5 Easy Tips That Will Make Your Latte Art Flourish
Latte art is quite often the most attractive thing for a new barista, and it is an excellent gateway to the exciting world of coffee. It is easy to start with, but to master it, you need a lot practice and determination. Here are my tips that helped me a few years ago!
1. Make your milk silky and smooth
Steaming milk may seem hard, and people usually tend to think that it is the hardest thing when making espresso based drinks. I’d like to disagree. In my opinion espresso is a lot harder and more complex. I’m actually quite convinced that I won’t ever completely understand espresso. But making that silky smooth milk is easy and with few tips learned in seconds. There are three things you need to get right:
1. Position of your wand
We’re looking for a huge whirlpool in your milk pitcher that will suck all air bubbles and make your milk smooooooth. Only with smooth milk you’re able to make latte art. Position your wand in the middle of your pitcher and lean your pitcher just a little so that the wand is third of the way of the side of the pitcher. This position will guarantee a huge whirlpool!
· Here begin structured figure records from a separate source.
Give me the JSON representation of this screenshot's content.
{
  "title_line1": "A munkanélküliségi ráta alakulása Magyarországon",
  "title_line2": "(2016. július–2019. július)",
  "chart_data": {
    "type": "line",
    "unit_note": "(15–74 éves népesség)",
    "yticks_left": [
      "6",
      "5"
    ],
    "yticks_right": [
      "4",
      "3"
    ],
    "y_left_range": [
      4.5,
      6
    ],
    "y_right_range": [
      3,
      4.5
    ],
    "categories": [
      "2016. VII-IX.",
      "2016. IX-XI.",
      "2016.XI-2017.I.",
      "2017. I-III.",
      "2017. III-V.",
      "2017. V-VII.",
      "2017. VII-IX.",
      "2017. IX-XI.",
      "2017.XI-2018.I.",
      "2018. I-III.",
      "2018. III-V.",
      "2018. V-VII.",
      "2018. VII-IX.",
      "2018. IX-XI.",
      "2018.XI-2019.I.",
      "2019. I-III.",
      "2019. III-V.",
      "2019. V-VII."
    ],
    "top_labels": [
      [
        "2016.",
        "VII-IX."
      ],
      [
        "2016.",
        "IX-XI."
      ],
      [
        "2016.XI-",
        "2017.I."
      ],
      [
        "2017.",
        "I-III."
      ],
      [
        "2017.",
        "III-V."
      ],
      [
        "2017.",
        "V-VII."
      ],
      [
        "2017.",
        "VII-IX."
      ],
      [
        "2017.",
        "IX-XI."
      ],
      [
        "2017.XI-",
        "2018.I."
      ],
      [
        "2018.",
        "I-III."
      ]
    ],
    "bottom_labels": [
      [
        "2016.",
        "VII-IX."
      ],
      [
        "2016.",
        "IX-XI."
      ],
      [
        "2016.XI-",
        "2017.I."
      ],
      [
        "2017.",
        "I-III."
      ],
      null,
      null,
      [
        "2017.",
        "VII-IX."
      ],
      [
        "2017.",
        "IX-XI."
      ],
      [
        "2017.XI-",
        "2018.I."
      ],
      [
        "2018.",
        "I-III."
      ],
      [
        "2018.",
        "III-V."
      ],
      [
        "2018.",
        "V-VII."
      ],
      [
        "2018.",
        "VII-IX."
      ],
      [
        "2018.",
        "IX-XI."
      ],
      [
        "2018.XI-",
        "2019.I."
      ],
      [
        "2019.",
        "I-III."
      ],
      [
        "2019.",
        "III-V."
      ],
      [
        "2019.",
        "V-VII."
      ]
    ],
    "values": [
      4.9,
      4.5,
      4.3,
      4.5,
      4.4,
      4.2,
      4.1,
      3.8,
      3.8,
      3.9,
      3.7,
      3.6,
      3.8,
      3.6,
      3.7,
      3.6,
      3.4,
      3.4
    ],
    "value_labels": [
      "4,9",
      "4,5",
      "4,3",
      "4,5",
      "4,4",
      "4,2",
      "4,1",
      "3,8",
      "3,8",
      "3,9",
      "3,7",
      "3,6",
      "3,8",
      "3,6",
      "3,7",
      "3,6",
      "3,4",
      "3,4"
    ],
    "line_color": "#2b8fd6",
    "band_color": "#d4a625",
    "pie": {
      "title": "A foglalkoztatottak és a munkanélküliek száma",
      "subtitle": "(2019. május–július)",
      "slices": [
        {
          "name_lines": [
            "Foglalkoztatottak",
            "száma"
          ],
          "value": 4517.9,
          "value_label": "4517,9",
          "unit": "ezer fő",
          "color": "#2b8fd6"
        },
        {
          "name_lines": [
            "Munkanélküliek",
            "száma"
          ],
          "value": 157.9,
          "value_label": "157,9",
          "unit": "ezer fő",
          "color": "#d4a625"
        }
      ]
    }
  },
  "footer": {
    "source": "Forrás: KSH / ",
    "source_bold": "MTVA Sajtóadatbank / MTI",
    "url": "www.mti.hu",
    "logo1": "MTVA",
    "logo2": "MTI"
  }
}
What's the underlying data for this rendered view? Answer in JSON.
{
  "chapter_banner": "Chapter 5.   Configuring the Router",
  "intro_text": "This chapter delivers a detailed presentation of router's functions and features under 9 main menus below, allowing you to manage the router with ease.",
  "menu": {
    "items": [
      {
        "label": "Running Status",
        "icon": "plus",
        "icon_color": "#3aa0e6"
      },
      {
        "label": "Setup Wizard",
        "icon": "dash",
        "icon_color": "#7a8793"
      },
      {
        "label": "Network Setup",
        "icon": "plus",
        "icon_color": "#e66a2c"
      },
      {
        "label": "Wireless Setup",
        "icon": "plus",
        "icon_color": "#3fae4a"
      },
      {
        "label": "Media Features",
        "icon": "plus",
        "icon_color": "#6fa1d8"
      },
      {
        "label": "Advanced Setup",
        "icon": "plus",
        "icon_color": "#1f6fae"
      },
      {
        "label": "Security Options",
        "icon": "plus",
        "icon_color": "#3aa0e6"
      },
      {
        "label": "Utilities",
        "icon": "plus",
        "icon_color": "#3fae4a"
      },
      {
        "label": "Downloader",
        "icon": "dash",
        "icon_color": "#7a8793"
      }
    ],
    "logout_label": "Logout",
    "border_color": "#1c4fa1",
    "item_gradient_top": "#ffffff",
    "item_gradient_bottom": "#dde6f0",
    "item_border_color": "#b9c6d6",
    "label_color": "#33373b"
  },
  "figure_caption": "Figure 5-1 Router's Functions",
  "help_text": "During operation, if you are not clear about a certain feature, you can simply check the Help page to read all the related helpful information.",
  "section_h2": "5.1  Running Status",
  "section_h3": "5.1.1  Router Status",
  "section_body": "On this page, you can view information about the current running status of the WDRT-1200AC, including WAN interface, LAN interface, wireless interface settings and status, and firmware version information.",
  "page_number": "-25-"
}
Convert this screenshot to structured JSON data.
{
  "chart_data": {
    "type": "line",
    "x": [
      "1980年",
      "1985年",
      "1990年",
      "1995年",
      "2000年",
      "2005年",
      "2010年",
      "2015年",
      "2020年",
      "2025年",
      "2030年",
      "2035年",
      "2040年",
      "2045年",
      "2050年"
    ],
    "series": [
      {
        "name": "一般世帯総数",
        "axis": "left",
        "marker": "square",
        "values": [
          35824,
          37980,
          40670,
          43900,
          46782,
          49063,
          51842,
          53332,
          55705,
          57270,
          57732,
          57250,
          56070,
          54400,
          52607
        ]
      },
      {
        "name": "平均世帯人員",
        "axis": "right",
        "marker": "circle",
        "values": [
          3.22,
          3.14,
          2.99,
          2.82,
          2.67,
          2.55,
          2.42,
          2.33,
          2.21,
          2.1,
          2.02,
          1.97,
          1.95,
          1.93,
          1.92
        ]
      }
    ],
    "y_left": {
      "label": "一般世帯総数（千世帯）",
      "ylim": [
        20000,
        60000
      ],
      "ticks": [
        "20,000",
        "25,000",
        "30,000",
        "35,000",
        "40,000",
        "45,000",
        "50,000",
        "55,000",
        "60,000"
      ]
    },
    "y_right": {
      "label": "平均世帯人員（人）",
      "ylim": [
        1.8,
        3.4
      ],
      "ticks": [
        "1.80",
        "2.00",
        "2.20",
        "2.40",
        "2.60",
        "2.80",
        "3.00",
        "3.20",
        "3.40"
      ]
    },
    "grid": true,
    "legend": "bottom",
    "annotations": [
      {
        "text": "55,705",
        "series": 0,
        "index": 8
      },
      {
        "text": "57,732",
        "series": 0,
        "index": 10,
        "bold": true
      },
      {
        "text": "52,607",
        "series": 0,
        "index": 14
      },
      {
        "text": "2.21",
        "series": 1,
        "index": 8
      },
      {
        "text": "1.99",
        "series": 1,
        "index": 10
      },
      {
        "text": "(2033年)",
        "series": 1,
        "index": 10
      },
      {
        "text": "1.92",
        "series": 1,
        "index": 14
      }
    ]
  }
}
2. Right amount of air in the milk
Once you hit your wand on, you should hear a sucking sound. If you don’t, lower your pitcher just a bit until you do. Making latte art with really cloudy or foamless milk will be really challenging, so you need to have a perfect amount of air. With cappuccino milk (a bit more foam) I usually try to stick with basic hearts and tulips. With latte milk (just a bit of foam) you can make everything: hearts, tulips, rosettas, swans, caffeinated zebras etc.
3. The temperature for your steamed milk
Perfect temperature for steamed milk is between 55 and 62 degrees Celsius. Some might say that for latte art perfect temperature is 50 degrees, but I don’t recommend doing so low temperature drinks for customers if you don’t want them to hate you. Biggest problem latte-art-wise is if you go over 70 degrees.
What is the problem with “boiled” milk? The heat starts to change and denaturise the proteins in the milk, which will cause lack in texture and in flavour and in sweetness too. It is almost impossible to have microfoam when the milk is heated above 70 degrees. Stay in between 55-62 degrees and educate your customers if they want their latte “really hot”.
2. First the base, then the art
Contrast is the thing people usually forget when making latte art. Without contrast, even your perfectly poured swan will look like a mess. That’s why you should pour first really gently in a way that your milk goes through the crema. The dark brown mixture will be your canvas where you can draw, or in this case pour, your art.
I tend to use two pouring heights when I pour latte art: 5cm and 0,5cm from the surface of the drink. The 5cm distance I use when I want to make the base/canvas for my art. I start pouring to the middle of the cup and pour in spiral moves all around the cup. I will continue this until my cup is 40-70% full depending on what kind of pattern I’m going to do. The cup’s surface tension will raise the fuller the cup is. If you want to make big patterns, you need to start early so that the surface tension won’t prevent the pattern from spreading.
3. Get closer – lean your cup
Once you’ve made the canvas, it’s time for the art. To make the art, you need to get really close to the surface (~0,5cm). To get really close to the surface, you need to lean your cup. Otherwise, if you’re keeping your cup straight, you’ll either be too far or you need to pour really fast when your pattern won’t most likely be controlled. Once you’ll get close to the surface, you’ll notice that you are able to pour quite slowly and there is no rush. Tulips will just keep on appearing. Trust me. They will.
Also, one thing to consider is the way you’re keeping your cup in your hand. Are you holding it from the bottom, side or handle? Find the most comfortable position to yourself. Pouring latte art should be comfortable and fun.
4. Film yourself and others
This helped me a lot. In the moment of pouring you’re not able to analyse what went wrong, but if you film yourself, you will be able to improve your skills. See if you are close enough to the surface or should you go close to the surface earlier. Have fun filming each other with your working buddies when it’s quiet in your café. Feedback always takes you forward.
5. Have determination and practice
This is probably the most important tip! There is a saying that it takes 10 000 hours to become a top athlete. It might not take as long to master latte art, but certainly it will require determination. Don’t worry if you’re not able to make a heart after one week’s practice. It took me almost half a year. And to become quite good in latte art took me several years. The number of pours will definitely transfer into beautiful latte art.